那少男呢?我想起自始至終未曾獲得解答的問題。「為什麼不想生女兒?」想起那些有曲無詞的歌,乍聽不出鮮明的性別權力關係。然而,下課時,我腦海浮現的,卻是youtubeMV的特寫封面上,漫畫少女小慌再現的身體形象:長髮過腰、胸部豐滿、濃眉大眼、櫻桃小嘴。看著圖片,我想起少男點播的音樂,他們的心似乎投入在炙熱激昂與放鬆脫俗的心之所嚮,望著曲目上固定不動的圖片,頓時,我穿越了。男孩們熟悉的女相,竟是好幾個世紀以前就固守著的性別刻板老套!

──我瞬時明白為什麼他們說不要生女兒了。

女性對少男而言,是被物化的,是服務男性的存在。因此,誰會想生出一個即將被男性物化的「女兒」呢?有了這番理解,我在工作坊中,帶少男細細閱讀如何正確看待女性的短片〈像女孩一樣〉,我抓住經典畫面,並進行分享/分析。如同片中男女對女孩從污名、貶義,緩緩地鬆綁與轉化,劇情內外,他們的眼光變得柔和了,溫暖了,終於,越來越多人比較能抬起眼簾,正視我上課時的眼睛。沒有一個男孩需要堅守那個難為情的、不堪的、壓迫人的、物化女孩的位置。每一個男孩都能與女孩,以及其他男孩們一起昂首、並肩,站在一起,成為自己。

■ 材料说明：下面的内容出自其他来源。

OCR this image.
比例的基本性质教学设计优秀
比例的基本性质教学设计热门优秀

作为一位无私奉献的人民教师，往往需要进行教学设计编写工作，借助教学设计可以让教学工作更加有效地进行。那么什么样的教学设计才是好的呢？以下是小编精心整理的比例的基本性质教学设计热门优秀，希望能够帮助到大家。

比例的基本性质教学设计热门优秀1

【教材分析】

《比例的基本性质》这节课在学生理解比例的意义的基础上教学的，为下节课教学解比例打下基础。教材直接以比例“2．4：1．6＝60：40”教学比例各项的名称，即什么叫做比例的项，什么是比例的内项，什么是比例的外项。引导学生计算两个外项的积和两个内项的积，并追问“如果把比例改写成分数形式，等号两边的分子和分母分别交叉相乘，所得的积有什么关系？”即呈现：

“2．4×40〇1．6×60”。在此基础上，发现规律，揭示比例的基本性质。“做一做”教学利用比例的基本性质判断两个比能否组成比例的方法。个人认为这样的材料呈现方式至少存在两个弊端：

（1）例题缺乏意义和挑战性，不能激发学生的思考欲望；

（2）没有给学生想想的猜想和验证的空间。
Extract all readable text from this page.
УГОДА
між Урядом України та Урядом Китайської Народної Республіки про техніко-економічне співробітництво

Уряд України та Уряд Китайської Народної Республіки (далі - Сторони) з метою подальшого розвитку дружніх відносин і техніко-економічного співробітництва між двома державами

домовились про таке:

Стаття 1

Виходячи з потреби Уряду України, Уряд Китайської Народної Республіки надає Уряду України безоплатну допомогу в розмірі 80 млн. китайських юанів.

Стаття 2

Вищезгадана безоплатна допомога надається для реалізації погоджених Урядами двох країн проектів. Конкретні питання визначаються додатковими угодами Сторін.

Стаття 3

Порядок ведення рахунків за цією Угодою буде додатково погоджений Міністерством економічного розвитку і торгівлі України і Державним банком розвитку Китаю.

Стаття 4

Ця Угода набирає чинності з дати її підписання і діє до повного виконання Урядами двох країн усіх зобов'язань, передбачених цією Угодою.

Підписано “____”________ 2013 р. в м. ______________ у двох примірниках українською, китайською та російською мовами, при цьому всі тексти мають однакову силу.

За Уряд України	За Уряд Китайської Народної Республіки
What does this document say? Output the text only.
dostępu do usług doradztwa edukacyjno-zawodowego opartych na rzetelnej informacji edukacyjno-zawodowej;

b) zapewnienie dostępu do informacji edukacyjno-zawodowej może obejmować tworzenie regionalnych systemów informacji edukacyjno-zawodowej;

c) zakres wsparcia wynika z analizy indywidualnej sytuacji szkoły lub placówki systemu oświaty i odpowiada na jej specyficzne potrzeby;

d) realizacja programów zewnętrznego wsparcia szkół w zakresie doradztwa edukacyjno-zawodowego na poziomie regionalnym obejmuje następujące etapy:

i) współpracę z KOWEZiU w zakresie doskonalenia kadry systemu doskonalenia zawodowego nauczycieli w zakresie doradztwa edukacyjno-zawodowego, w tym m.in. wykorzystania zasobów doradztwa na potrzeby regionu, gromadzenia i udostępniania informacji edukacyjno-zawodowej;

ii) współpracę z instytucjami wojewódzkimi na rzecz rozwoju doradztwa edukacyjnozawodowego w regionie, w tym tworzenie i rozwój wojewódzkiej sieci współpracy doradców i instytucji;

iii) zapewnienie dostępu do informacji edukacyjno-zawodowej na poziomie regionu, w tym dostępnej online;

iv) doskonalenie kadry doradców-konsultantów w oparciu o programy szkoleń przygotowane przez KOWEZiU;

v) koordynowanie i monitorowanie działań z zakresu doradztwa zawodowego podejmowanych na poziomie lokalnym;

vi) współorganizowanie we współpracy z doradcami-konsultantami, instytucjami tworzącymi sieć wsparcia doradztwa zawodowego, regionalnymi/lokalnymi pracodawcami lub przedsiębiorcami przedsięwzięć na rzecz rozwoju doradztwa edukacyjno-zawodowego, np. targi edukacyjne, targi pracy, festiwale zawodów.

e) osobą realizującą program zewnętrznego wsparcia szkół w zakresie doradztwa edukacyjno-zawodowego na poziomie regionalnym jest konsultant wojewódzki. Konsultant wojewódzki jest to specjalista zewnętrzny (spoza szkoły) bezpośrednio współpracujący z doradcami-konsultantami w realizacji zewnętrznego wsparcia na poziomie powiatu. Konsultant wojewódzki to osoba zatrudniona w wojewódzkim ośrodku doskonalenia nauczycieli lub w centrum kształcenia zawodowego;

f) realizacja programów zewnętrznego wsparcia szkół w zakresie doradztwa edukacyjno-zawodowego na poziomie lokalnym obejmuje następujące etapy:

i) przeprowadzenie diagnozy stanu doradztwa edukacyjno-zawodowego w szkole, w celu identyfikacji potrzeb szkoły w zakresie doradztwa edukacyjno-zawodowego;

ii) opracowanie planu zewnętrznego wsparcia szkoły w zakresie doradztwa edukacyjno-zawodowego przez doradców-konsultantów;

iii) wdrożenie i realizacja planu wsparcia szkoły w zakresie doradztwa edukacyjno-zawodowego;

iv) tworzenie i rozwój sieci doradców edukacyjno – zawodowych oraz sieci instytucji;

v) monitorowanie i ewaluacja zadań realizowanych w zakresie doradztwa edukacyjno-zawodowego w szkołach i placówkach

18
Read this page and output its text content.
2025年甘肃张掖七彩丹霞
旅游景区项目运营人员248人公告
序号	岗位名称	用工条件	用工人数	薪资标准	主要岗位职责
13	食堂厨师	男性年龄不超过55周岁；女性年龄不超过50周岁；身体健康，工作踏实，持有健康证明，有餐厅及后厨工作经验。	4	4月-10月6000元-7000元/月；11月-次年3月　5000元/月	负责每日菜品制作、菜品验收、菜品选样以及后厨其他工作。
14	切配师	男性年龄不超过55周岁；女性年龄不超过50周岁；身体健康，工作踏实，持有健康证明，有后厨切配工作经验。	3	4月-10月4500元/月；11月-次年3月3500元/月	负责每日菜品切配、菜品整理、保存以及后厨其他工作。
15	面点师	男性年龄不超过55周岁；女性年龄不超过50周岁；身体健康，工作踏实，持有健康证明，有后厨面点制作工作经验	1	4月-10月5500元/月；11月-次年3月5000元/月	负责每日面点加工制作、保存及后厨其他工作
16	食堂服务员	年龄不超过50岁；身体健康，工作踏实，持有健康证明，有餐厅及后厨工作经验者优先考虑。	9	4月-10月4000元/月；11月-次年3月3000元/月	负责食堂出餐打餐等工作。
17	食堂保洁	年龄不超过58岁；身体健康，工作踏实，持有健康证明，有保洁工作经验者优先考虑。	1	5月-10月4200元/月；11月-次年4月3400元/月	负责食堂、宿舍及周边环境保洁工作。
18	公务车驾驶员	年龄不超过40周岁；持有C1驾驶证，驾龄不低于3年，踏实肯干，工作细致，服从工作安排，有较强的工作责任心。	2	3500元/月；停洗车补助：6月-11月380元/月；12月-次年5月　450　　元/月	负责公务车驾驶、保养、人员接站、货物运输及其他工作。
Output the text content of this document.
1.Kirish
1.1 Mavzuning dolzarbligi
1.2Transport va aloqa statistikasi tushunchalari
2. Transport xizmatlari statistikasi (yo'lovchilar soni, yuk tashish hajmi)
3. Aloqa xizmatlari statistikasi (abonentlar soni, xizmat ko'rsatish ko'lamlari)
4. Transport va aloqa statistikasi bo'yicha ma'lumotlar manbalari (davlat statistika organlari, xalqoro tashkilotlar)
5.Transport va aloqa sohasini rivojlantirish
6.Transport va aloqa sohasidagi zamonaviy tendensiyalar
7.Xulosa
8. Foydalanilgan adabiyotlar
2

很慶幸,當我為他們上了一系列工作坊後,他們也為我上了一堂解讀少男少女身體密碼的課程。暑假應該好好放假,然而我花了一點時間,陪著這群少男、少女,解讀著他們的心思,引導者她們閱讀身體、性與性別。期望每位少男少女都能長成捍衛人性、主體性與人權的──一個人。每個人都有健康地認識身體認識性的權利,沒有誰需要壓迫誰才能讓生活繼續下去。


教學資源參考

TWHKwhisper。【# 是女生又怎樣】女生定義由我來寫 — 好自在 [Video]。Youtube。

Young, I.M.(2007)。像女孩那樣丟球:論女性身體經驗(何定照譯)。商周(原著出版於 2005)。

李雪菱指導、鍾思燕等製作(2019)。hiyi mu nanak o 身體是我自己的。花蓮縣警察局、原民處主辦:108 年原住民族語婦幼安全族語宣導比賽 (2019/10/30–2020/12/05)。